Linhas e Fotografias

(Imagem : Martim Whatson)
Um miúdo, sentado num muro baixo, à beira da estrada para onde não olha — sentado como que eternamente, sentado para estar sentado, sem tergiversar:

« Sentado tranquilamente,sem fazer nada.
Chega a primavera e a erva cresce por si.»

- Roland Barthes


"Ninguém compreende o outro. Somos, como disse o poeta, ilhas no mar da vida; corre entre nós o mar que nos define e separa. Por mais que uma alma se esforce por saber o que é outra alma, não saberá senão o que lhe diga uma palavra - sombra disforme no chão do seu entendimento.
Amo as expressões porque não sei nada do que exprimem. Sou como o mestre de Santa Marta: contento-me com o que me é dado. Vejo, e já é muito. Quem é capaz de entender?
Talvez seja por este cepticismo do inteligível que eu encaro de igual modo uma árvore e uma cara, um cartaz e um sorriso. (Tudo é natural, tudo artificial, tudo igual.)"

- Robert Frank vs Bernardo Soares








" O cego a cantar em russo na Ponte Carlos, sobre Vladava. A bela rapariga de olhos tristes a tocar guitarra espanhola. A senhora checa a entoar uma área de ópera na rua nocturna. Quase ninguém neles repara: a seus pés escasseiam as moedas. E eram eles o coração de Praga, a cidade aquímica, na noite do mundo. Pela sua voz Deus cantou entre os homens surdos, que atónitos iam às suas vidas, cheios de pressa e de nada. ( Praga, Maio, 2007)" 

- Robert Frank vs Paulo Borges

(...)


“O ódio, o amor, a dor, a alegria, o egoísmo, a cobiça, as virtudes do senhor Francisco, marido exemplar, coluna da sociedade, não me interessam; nem as infâmias do senhor António, que jogou a mulher numa cartada. O valor real está no esqueleto do senhor António, que o liga à pedra onde ele afia o punhal da sua vingança e do seu ódio; está na sombra do senhor Francisco, que o mistura com a noite e o lança nos braços da morte; está no teu sorriso enlouquecido, ó Viscondessa de Tardinhade, porque o teu riso é o Verbo pairando sobre as águas; está, Leonor, na súbita expressão que , uma vez, surpreendi na tua fisionomia e me disse de ti, durante o seu relâmpago, o que nunca me disseram as tuas palavras, modos e gestos habituais.... Foi a hora em que todo o teu ser se desvendou, em que ele conseguiu romper a névoa e deslumbrar-se para sempre!”

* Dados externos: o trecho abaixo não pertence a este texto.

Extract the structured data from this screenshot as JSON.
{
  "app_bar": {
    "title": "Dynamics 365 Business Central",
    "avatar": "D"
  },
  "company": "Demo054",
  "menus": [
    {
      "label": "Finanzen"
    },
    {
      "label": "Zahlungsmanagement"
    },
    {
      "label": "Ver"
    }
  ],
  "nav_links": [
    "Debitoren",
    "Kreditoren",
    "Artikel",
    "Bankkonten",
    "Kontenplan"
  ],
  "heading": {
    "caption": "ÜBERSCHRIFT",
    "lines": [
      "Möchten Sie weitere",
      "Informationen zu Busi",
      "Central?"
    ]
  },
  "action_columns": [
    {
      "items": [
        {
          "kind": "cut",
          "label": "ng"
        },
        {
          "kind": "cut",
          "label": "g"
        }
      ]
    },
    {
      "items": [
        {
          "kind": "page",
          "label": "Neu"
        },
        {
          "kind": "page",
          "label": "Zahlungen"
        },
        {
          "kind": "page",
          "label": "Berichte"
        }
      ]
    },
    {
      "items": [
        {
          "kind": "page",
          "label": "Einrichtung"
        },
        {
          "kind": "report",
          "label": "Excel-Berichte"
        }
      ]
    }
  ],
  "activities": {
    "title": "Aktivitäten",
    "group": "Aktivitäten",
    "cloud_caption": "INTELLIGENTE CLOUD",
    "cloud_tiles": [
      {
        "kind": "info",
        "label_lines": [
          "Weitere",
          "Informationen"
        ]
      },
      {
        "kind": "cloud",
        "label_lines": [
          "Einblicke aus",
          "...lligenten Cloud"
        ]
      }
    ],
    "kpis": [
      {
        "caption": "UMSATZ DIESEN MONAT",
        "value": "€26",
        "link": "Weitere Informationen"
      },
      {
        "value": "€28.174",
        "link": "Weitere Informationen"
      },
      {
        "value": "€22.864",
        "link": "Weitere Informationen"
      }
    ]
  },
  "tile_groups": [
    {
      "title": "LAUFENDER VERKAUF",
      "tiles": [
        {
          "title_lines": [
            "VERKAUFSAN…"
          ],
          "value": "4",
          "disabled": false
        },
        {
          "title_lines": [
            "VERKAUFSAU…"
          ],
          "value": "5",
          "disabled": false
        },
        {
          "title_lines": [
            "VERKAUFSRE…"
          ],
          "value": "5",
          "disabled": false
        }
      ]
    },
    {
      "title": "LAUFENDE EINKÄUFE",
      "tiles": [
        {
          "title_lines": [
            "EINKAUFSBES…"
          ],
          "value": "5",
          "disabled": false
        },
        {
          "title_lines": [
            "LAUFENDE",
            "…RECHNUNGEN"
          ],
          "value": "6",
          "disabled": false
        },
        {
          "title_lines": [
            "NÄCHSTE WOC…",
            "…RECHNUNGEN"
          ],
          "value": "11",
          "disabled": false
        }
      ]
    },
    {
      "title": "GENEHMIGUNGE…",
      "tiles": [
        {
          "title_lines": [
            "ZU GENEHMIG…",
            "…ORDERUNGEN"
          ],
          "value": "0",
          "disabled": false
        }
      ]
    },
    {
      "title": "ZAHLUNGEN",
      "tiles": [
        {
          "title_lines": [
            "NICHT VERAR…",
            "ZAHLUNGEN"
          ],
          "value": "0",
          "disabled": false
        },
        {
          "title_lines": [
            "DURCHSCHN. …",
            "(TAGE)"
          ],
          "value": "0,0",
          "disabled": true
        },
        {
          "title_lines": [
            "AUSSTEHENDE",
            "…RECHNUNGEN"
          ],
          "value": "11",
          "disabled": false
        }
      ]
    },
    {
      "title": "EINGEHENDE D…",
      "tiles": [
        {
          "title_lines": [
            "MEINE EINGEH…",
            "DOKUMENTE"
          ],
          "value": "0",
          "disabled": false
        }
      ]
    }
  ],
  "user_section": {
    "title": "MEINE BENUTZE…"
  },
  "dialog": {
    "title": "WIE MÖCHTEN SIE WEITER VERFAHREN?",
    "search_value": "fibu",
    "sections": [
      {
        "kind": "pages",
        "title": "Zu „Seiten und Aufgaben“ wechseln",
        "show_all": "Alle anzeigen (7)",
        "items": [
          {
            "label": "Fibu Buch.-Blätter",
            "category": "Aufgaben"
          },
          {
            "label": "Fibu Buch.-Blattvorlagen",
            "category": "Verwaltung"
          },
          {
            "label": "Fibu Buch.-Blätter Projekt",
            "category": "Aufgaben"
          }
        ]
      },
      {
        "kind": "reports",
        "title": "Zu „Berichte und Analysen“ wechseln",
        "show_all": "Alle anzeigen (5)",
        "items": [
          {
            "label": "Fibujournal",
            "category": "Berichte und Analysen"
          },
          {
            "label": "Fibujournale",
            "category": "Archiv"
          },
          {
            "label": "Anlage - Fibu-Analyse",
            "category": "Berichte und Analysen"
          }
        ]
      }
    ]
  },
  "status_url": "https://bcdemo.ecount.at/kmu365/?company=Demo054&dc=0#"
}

-  Gabriel Basilico vs Teixeira de Pascoaes

VINTAGE SHOP 


Enquanto esperava pela nova época, entrei. Lá dentro, o chapéu preto do avô Monteiro (aquilo é que era bom material. Ainda hoje parece novo); os óculos largos de aros maciços da titi Licas (sempre tão precisa e ajeitadinha!); o cachimbo do tio Tó (ainda estou a ver o gesto leve, o sorriso a abrir na medida certa, acabando tantas vezes por perder o equilíbrio numa gargalhada estrondosa). Até os sapatos de salto alto, castanhos, da mãe, apesar de tudo e de tanto se mantêm (nada a impedia de andar ligeira naquela lufa-lufa de todos os dias). No ar, uma remota fragrância a naftalina, as bolas brancas que a avó Carolina guardava nas malas. Por 4 euros, acabei por comprar um maiô de bailarina. Ajustou-se na medida certa ao corpo e o gesto sai longo e desimpedido. De quem seria? Talvez um duplo de mim que nunca chegou a aparecer nas fotografias. À saída, uma criança caminhava em ziguezague ocupando o passeio estreito. A mãe pegou-lhe pela mão num gesto decidido: «Deixa passar a senhora». Olhei para trás, não vi nenhuma. Acabei por acelerar o passo à frente deles. É num instante que se faz tarde.

“ Toda a gente é interessante se a gente souber ver toda a gente.
Que obra - prima para um pintor possível em cada cara que existe!
Que expressões em todas, em tudo!
Que maravilhosos perfis todos os perfis!
Vista de frente, que cara qualquer cara!
Os gestos humanos de cada qual, que humanos gestos!"

 Helen Levitt vs Álvaro de Campos




 
As mãos não são verdadeiras nem reais... São mistérios que habitam a nossa vida... Às vezes, quando fito as minhas mãos, tenho saudades de Deus... Não há vento que mova as chamas das velas, e olhai, elas movem-se... Para onde se inclinam elas?... Que pena que alguém pudesse responder! ... Sinto-me desejoso de ouvir músicas bárbaras que devem estar agora tocando em palácios de outros continentes... É sempre longe da minha alma... Talvez porque, quando criança, corri atrás das ondas à beira-mar. Levei a vida pelas mãos entre rochedos, maré-baixa, quando o mar parece ter cruzado sobre o peito e ter adormecido como uma estátua de anjo para quem nunca ninguém olhasse.”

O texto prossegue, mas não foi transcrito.